Seeking Assistance with Spin Lock Usage and Resolving Hard LOCKUP Error

Muni Sekhar munisekharrms at
Fri May 10 03:12:45 EDT 2024

On Thu, May 9, 2024 at 11:27 PM Billie Alsup (balsup) <balsup at> wrote:
> >From: Muni Sekhar <munisekharrms at>
> >In the scenario where an interrupt occurs while we are servicing the
> >interrupt, and in the scenario where it doesn't occur while we are
> >servicing the interrupt, when should we use the
> >spin_lock_irqsave/spin_unlock_irqrestore APIs?
> In my experience, the interrupts are masked by the infrastructure before invoking the
> interrupt service routine.  So unless you explicitly re-enable them, there shouldn't be
> a nested interrupt for the same interrupt number.
> It is the code run at process context that must be protected using the irqsave/irqrestore
> versions.  You want to not only enter the critical section, but also prevent
> the interrupt from occurring (on the same cpu at least).  If you enter the critical section in
> process context, but then take an interrupt and attempt to again enter the
> critical section, then your interrupt routine will deadlock. the interrupt routine will never
> be able to acquire the lock, and the process context code that was interrupted will never be
> able to complete to release the lock.  So the process context code requires the
> irqsave/irqrestore variant to not only take the lock, but also prevent a competing interrupt
> routine from being triggered while you hold the lock.

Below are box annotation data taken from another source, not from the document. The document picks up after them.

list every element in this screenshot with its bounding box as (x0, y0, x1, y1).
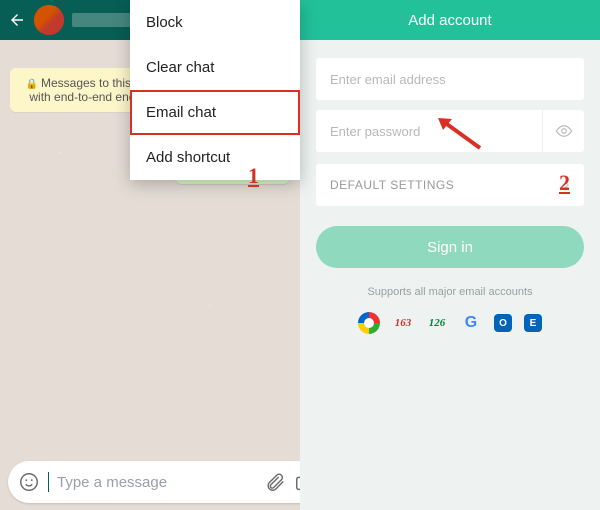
provider-163-icon: 163 (392, 312, 414, 334)
add-account-panel: Add account DEFAULT SETTINGS › Sign in S… (300, 0, 600, 510)
menu-item-email-chat[interactable]: Email chat (130, 90, 300, 135)
provider-google-icon: G (460, 312, 482, 334)
annotation-2: 2 (559, 170, 570, 196)
avatar[interactable] (34, 5, 64, 35)
default-settings-row[interactable]: DEFAULT SETTINGS › (316, 164, 584, 206)
back-icon[interactable] (8, 11, 26, 29)
show-password-icon[interactable] (542, 110, 584, 152)
message-input-container (8, 461, 326, 503)
provider-126-icon: 126 (426, 312, 448, 334)
whatsapp-chat-panel: 🔒Messages to this chat and calls are sec… (0, 0, 300, 510)
annotation-1: 1 (248, 163, 259, 189)
provider-exchange-icon: E (524, 314, 542, 332)
sign-in-button[interactable]: Sign in (316, 226, 584, 268)
provider-outlook-icon: O (494, 314, 512, 332)
message-input[interactable] (57, 474, 256, 491)
provider-qq-icon (358, 312, 380, 334)
menu-item-block[interactable]: Block (130, 0, 300, 45)
attach-icon[interactable] (264, 471, 286, 493)
email-field[interactable] (316, 58, 584, 100)
annotation-arrow-icon (436, 116, 482, 150)
password-field[interactable] (316, 110, 542, 152)
add-account-header: Add account (300, 0, 600, 40)
composer (0, 454, 300, 510)
menu-item-add-shortcut[interactable]: Add shortcut (130, 135, 300, 180)
lock-icon: 🔒 (26, 79, 38, 90)
provider-logos: 163 126 G O E (316, 312, 584, 334)
menu-item-clear-chat[interactable]: Clear chat (130, 45, 300, 90)
sign-in-label: Sign in (427, 239, 473, 256)
password-row (316, 110, 584, 152)
default-settings-label: DEFAULT SETTINGS (330, 178, 454, 192)
text-cursor (48, 472, 49, 492)
supports-label: Supports all major email accounts (316, 286, 584, 298)
emoji-icon[interactable] (18, 471, 40, 493)
add-account-body: DEFAULT SETTINGS › Sign in Supports all … (300, 40, 600, 352)
overflow-menu: Block Clear chat Email chat Add shortcut (130, 0, 300, 180)
add-account-title: Add account (408, 12, 491, 29)
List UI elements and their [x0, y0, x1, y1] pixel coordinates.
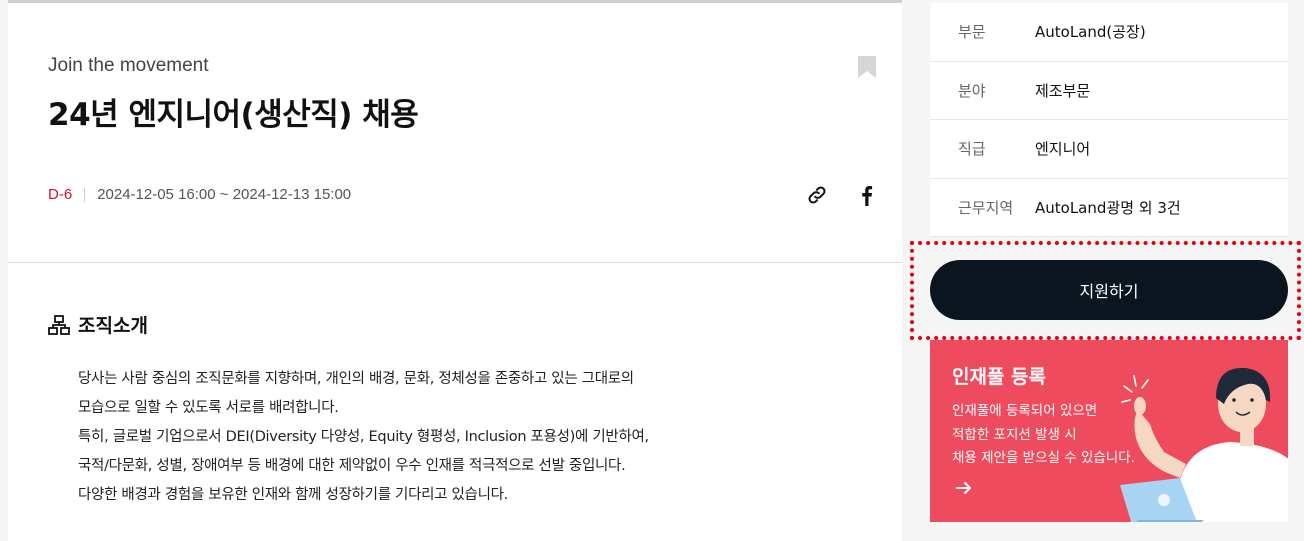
info-value: 엔지니어 — [1035, 140, 1091, 159]
org-chart-icon — [48, 314, 70, 335]
description-line: 다양한 배경과 경험을 보유한 인재와 함께 성장하기를 기다리고 있습니다. — [78, 487, 508, 503]
apply-button[interactable]: 지원하기 — [930, 260, 1288, 320]
meta-divider — [84, 187, 86, 202]
info-value: AutoLand(공장) — [1035, 23, 1146, 42]
info-label: 부문 — [958, 23, 986, 42]
info-row-location: 근무지역 AutoLand광명 외 3건 — [930, 178, 1288, 237]
talent-desc-line: 인재풀에 등록되어 있으면 — [952, 403, 1098, 419]
arrow-right-icon[interactable] — [954, 478, 974, 498]
info-row-field: 분야 제조부문 — [930, 61, 1288, 120]
talent-desc-line: 적합한 포지션 발생 시 — [952, 426, 1077, 443]
job-detail-panel: Join the movement 24년 엔지니어(생산직) 채용 D-6 2… — [8, 0, 902, 541]
talent-desc-line: 채용 제안을 받으실 수 있습니다. — [952, 450, 1135, 466]
job-meta: D-6 2024-12-05 16:00 ~ 2024-12-13 15:00 — [48, 186, 351, 203]
description-line: 당사는 사람 중심의 조직문화를 지향하며, 개인의 배경, 문화, 정체성을 … — [78, 371, 634, 387]
info-row-division: 부문 AutoLand(공장) — [930, 3, 1288, 62]
bookmark-icon[interactable] — [858, 56, 876, 78]
section-header: 조직소개 — [48, 311, 148, 338]
description-line: 모습으로 일할 수 있도록 서로를 배려합니다. — [78, 400, 339, 416]
description-line: 특히, 글로벌 기업으로서 DEI(Diversity 다양성, Equity … — [78, 429, 649, 445]
info-value: AutoLand광명 외 3건 — [1035, 198, 1181, 217]
section-divider — [8, 262, 902, 263]
info-label: 분야 — [958, 81, 986, 100]
org-description: 당사는 사람 중심의 조직문화를 지향하며, 개인의 배경, 문화, 정체성을 … — [78, 365, 798, 510]
person-pointing-illustration — [1120, 367, 1288, 522]
facebook-icon[interactable] — [858, 184, 876, 206]
info-value: 제조부문 — [1035, 81, 1091, 100]
info-label: 직급 — [958, 140, 986, 159]
job-subtitle: Join the movement — [48, 55, 209, 76]
talent-pool-description: 인재풀에 등록되어 있으면 적합한 포지션 발생 시 채용 제안을 받으실 수 … — [952, 400, 1135, 471]
section-title: 조직소개 — [78, 315, 148, 337]
info-label: 근무지역 — [958, 198, 1014, 217]
job-title: 24년 엔지니어(생산직) 채용 — [48, 97, 419, 133]
job-info-sidebar: 부문 AutoLand(공장) 분야 제조부문 직급 엔지니어 근무지역 Aut… — [930, 3, 1288, 237]
description-line: 국적/다문화, 성별, 장애여부 등 배경에 대한 제약없이 우수 인재를 적극… — [78, 458, 626, 474]
dday-badge: D-6 — [48, 186, 73, 203]
info-row-rank: 직급 엔지니어 — [930, 120, 1288, 179]
application-period: 2024-12-05 16:00 ~ 2024-12-13 15:00 — [97, 186, 352, 203]
talent-pool-banner[interactable]: 인재풀 등록 인재풀에 등록되어 있으면 적합한 포지션 발생 시 채용 제안을… — [930, 340, 1288, 522]
talent-pool-title: 인재풀 등록 — [952, 366, 1047, 388]
link-icon[interactable] — [806, 184, 828, 206]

> Bottom line is that if a critical section can be entered via both process context
> and interrupt context, then the process context invocation should use the irqsave/irqrestore
> variants to disable the interrupt before taking the lock.  If it is common code shared between
> process context and interrupt context, then there is no harm in calling the irqsave/irqrestore
> version from both contexts.
Thanks a lot for the detailed clarification.
> Otherwise, the standard spin_lock/spin_unlock variants (without irqsave/irqrestore) would be
> used for a critical section shared by multiple threads (different cpus), or when your code has
> already (separately) handled disabling interrupts as needed before invoking spin_lock.